Researchers at Delft University have successfully created an atomic-scale rewritable storage drive with a storage density that's 500 times larger than today's best drives.

Sander Otte and his colleagues discovered that if you place chlorine atoms on a copper surface, they align themselves in a perfect grid. If an atom is missing from the grid, it results in a hole. By using the needle of a scanning tunneling microscope, the researchers were able to manipulate the atoms around the hole to create a type of on / off configuration that can be used to store data.

Otte told Gizmodo that the combination of chlorine atoms and supporting copper crystal surface they found combined with the fact that they can manipulate holes --- just as in a sliding puzzle --- makes for a much more reliable, reproducible and scalable manipulation technique that can easily be automated. The researcher described it as inventing the atomic scale printing press.

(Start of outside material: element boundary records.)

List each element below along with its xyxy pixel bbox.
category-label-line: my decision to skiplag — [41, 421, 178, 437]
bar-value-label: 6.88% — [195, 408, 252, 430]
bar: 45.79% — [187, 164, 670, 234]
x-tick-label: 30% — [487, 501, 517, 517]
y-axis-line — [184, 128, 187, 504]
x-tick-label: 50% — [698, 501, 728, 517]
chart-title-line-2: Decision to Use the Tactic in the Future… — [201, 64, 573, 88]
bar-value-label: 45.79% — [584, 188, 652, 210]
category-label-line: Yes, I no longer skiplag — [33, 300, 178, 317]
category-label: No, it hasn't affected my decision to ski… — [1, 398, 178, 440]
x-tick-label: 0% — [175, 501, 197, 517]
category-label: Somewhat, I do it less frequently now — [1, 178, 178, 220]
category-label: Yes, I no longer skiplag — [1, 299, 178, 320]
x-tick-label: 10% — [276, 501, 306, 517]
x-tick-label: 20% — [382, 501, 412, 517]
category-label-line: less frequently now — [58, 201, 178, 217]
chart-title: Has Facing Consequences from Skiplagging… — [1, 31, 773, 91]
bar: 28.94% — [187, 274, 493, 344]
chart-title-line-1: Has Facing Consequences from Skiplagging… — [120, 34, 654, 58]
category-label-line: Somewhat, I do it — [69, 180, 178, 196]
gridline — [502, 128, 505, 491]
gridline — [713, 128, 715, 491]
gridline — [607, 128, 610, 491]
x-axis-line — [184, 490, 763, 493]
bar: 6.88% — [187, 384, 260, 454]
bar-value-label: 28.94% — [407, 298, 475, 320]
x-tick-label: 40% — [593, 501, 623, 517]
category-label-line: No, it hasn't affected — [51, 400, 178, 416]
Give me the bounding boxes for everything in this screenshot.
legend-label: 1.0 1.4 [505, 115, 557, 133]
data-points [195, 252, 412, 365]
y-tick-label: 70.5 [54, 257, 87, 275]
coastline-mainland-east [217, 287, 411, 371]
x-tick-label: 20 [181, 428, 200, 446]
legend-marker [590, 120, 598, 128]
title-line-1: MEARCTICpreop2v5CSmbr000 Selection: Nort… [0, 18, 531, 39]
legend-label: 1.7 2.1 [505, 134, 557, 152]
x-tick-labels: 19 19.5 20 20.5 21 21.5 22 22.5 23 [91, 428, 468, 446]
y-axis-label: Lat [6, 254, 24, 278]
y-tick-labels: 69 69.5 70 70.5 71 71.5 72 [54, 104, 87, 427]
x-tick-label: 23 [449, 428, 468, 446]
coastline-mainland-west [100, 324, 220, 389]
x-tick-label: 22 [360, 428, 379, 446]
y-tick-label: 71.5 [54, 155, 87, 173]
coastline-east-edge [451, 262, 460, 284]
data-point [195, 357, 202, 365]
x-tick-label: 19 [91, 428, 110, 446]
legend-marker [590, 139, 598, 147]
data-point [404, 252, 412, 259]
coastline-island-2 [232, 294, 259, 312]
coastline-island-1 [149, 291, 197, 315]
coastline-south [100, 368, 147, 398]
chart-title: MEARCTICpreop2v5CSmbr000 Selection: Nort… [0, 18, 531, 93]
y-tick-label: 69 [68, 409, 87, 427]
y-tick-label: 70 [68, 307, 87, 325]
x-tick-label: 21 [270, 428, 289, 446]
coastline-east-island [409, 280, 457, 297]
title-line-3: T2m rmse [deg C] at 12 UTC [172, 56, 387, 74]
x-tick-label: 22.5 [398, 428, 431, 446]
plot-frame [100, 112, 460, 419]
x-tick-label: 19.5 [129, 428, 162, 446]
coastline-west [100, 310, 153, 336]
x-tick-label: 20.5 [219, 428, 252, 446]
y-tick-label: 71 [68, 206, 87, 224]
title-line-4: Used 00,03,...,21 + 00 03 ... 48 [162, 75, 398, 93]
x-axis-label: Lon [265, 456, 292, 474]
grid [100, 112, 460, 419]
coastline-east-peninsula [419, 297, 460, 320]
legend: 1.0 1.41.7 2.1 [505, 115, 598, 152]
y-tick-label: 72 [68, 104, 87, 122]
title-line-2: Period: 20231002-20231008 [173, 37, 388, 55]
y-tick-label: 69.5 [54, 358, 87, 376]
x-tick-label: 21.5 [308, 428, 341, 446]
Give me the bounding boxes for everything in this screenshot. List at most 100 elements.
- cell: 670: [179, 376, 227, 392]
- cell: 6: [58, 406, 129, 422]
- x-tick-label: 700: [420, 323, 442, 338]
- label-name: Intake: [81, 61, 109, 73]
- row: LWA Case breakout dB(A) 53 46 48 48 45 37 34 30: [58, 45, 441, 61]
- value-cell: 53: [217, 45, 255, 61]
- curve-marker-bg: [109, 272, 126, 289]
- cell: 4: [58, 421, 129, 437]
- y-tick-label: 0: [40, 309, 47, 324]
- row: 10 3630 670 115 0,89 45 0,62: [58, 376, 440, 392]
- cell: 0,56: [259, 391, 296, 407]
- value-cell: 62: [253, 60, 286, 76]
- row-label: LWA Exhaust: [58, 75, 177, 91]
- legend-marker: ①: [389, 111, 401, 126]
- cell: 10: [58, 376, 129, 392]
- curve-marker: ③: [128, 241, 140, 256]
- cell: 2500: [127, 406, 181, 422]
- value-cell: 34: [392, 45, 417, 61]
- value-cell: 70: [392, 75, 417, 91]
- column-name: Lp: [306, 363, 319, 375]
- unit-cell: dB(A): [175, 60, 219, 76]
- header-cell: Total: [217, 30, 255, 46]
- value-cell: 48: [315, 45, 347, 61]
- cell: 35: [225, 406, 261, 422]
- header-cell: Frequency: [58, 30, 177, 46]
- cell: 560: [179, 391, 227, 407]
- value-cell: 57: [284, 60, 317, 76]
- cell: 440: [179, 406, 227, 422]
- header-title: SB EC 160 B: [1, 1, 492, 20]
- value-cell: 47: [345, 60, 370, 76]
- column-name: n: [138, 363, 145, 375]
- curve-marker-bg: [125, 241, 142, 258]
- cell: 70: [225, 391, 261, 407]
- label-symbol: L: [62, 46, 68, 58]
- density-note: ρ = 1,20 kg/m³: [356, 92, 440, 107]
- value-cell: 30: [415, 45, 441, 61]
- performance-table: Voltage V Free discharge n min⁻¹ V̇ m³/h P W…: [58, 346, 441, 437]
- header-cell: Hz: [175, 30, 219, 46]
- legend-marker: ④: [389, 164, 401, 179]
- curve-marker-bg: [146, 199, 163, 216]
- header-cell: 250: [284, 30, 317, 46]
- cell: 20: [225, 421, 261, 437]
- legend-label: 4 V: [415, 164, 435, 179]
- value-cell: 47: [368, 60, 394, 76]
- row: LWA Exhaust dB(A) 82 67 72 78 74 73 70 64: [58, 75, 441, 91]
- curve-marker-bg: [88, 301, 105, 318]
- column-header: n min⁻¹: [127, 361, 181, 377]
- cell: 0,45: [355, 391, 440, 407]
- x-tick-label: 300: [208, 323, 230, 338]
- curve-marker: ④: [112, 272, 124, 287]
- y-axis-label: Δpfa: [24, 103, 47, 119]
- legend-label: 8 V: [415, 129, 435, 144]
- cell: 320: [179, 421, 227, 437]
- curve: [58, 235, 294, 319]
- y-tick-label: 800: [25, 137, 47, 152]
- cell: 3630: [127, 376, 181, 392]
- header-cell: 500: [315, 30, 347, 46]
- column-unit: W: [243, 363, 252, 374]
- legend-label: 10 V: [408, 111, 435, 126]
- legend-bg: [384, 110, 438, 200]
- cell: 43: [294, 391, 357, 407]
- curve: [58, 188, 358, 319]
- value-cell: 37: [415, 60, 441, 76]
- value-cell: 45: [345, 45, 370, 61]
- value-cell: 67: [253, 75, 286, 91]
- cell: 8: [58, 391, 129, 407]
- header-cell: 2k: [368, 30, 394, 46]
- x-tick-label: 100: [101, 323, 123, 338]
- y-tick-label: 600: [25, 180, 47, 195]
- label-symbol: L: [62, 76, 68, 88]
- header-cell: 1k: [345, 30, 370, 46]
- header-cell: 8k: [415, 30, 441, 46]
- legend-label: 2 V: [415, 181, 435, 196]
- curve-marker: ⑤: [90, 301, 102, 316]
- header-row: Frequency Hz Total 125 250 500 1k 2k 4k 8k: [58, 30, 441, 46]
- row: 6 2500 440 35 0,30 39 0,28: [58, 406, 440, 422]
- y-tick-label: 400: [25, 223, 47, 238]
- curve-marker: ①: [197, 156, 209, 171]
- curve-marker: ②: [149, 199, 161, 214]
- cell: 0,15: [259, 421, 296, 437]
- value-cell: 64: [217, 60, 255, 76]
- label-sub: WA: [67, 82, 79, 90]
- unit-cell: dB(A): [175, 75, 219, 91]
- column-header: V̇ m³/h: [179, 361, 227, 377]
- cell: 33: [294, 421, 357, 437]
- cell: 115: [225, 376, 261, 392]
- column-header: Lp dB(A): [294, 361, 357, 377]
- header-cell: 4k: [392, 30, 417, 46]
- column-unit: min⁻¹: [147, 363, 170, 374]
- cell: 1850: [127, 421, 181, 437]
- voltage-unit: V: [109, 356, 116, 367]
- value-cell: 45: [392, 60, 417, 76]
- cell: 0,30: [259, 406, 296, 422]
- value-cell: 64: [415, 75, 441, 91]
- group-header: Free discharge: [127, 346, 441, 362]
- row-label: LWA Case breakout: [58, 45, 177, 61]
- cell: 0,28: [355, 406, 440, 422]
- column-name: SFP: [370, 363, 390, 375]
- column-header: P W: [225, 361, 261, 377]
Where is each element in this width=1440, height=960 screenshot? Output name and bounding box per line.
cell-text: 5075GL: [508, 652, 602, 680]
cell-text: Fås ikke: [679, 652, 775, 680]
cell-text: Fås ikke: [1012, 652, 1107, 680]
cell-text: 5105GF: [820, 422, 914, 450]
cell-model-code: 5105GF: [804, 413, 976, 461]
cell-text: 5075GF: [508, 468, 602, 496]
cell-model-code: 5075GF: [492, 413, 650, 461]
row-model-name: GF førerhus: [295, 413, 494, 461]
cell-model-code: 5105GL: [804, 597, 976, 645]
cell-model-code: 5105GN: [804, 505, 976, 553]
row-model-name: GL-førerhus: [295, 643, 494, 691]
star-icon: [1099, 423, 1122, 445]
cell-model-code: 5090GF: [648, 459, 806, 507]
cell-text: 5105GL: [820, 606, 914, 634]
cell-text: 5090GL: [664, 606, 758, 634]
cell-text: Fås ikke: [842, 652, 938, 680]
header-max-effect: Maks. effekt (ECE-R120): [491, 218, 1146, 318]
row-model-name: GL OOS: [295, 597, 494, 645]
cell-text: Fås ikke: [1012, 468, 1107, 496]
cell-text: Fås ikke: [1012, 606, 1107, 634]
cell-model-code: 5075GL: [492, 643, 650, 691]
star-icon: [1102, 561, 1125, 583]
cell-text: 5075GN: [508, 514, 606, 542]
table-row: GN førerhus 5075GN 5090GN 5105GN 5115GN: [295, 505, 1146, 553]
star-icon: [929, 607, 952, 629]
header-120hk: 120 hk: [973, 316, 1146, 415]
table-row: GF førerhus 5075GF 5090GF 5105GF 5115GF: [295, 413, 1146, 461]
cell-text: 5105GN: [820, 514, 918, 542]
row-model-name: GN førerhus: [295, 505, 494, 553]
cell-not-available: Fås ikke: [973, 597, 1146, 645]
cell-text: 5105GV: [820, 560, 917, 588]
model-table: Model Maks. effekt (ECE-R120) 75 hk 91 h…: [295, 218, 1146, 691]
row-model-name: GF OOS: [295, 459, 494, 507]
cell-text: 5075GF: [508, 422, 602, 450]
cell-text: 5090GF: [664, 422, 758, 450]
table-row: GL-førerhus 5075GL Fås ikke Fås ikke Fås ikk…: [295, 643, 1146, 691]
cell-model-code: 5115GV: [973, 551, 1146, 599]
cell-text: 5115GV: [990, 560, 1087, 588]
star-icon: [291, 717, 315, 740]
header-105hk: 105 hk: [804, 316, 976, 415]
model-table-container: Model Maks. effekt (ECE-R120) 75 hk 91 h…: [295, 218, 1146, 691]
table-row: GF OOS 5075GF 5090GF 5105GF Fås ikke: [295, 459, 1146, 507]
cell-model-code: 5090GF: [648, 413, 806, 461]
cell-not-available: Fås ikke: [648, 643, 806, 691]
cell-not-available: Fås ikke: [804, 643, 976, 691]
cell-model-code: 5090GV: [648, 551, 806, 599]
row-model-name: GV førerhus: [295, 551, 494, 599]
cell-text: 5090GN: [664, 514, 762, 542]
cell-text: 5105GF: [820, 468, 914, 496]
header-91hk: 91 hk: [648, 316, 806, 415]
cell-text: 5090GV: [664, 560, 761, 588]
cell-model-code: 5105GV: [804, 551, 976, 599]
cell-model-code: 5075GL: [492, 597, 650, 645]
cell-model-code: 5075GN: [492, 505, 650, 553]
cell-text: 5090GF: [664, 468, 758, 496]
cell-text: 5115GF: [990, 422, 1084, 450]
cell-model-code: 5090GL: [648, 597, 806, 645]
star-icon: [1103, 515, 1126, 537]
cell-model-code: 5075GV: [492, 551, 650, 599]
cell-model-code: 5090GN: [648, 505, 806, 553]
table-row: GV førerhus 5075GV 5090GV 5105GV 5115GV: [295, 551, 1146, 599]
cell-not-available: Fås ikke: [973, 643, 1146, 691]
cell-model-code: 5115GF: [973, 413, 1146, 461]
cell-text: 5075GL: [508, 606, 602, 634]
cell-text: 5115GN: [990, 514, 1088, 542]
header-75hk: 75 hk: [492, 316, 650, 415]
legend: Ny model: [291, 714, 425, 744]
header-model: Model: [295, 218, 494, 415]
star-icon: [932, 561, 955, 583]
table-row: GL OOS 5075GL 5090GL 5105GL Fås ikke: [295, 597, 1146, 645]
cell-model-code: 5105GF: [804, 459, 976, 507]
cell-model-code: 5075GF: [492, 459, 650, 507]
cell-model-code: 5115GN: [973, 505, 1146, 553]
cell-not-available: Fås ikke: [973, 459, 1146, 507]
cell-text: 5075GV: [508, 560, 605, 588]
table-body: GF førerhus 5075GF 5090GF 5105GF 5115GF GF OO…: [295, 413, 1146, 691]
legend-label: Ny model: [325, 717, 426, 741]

The team constructed a full kilobyte using 8,000 atomic bits which is by far the largest atomic structure ever built by humans.

As impressive as it is, the technology is still a long way from being feasible for everyday use. That's because, in its current state, it can only function in a clean vacuum at liquid nitrogen temperatures of -346°F (-321°C). What's more, while its storage capacity is massive, the technique still lags far behind read and write speeds of today's storage products.

Otte remains optimistic, however, as he sees no physical boundaries that will prevent them from speeding up the process to similar speeds that are seen in current storage drives. It'll be a technological challenge for sure, he concludes, but in terms of physics, it should work.